To those who have never been to Manila, ‘Within & Without’ might be an eye-opener, even disconcerting. As Berry and Pollard wrote in the show’s program, they wanted to show Manila as a rambling, chaotic and somewhat schizophrenic city that is never silent. They wanted to show a city with scars, with character and with untamed beauty.

To those who know Manila, ‘Within & Without’ will make you want to buy a ticket and jump on the next plane to the Philippines. The endearing cardboard cut-outs of Quiapo Church, of the cafes and bars in Manila and the  signs pointing to SM and Jollibee are enough to make you nostalgic, homesick or both.

There was even a segment during the show where I thought I was in Manila.

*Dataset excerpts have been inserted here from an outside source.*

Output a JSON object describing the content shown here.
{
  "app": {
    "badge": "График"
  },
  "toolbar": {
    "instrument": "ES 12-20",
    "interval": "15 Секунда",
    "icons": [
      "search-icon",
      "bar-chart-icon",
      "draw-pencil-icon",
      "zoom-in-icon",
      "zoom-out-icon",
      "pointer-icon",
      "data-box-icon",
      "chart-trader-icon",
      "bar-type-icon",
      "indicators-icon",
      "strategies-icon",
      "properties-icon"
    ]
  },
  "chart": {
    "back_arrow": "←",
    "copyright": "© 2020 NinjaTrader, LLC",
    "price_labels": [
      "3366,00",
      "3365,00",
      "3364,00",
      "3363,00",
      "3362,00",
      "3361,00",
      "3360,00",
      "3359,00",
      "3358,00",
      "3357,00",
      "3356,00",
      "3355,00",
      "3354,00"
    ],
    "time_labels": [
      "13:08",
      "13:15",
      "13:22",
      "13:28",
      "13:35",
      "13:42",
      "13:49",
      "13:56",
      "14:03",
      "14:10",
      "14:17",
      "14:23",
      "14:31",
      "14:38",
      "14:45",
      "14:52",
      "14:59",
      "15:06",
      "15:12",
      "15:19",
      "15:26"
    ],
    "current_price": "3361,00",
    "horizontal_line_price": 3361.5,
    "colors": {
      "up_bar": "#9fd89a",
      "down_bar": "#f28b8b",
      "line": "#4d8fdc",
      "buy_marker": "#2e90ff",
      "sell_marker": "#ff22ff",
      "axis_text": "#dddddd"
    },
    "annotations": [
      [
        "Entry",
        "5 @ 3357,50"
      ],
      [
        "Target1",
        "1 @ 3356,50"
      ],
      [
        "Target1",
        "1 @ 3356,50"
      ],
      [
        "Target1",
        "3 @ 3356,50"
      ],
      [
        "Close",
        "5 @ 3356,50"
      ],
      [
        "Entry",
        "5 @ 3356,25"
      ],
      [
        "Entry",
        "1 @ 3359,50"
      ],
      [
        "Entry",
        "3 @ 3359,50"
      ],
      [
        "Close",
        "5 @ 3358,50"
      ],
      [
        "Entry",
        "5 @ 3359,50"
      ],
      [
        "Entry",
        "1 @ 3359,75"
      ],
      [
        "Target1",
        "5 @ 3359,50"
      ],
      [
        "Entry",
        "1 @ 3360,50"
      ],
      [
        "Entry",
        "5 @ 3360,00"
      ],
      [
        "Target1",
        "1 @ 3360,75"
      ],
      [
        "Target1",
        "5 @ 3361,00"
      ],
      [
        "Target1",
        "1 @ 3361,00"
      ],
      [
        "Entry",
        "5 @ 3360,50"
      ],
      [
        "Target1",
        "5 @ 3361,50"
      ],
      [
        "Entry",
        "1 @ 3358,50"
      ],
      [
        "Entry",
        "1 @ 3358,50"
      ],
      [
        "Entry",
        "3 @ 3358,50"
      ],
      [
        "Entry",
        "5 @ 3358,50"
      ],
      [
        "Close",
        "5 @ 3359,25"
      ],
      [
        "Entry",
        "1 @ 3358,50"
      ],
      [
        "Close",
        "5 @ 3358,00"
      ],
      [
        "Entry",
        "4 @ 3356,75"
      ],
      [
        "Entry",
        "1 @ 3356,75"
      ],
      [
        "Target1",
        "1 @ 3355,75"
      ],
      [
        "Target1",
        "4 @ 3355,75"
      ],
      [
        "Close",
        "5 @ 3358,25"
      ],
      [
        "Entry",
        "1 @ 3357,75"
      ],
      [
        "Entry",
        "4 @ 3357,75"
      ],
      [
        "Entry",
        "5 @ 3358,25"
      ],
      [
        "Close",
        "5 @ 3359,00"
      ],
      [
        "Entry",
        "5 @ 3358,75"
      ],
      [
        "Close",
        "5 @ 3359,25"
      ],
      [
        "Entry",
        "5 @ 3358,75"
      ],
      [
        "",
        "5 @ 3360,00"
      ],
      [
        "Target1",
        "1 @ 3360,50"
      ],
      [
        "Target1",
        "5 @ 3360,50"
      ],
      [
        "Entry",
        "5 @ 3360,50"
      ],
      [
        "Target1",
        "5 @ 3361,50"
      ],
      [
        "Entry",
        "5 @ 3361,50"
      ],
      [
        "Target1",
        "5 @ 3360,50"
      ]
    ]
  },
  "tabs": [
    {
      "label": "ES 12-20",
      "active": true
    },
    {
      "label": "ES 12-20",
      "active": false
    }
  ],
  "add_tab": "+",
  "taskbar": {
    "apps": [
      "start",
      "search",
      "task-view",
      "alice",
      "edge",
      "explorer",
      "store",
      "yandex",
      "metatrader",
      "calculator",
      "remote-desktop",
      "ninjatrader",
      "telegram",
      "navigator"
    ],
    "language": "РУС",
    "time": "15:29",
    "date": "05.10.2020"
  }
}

It is a shame that it will only run for less than two weeks (final night is on July 2).  An extended period would have allowed Filipino-Australians from other states to experience this unusual show.

But credit goes to Performance Space, Blacktown Arts Centre, Blacktown City Council and Arts NSW for supporting ‘Within & Without’.  It would have taken generous funding and resources support to get a project as ambitious and left-of-field as ‘Within & Without’ off the ground.

It is a cliché but you just have to be part of the audience, limited to 40 per showing, to understand why it’s an artistic endeavour that all Filipino-Australians will be proud of. It is not just a feast for the eyes but brings the sounds, smell and even taste of Manila to you – so much so that you forget where you are for a moment and think you are standing in the middle of a street somewhere in a city more than 6,000km away.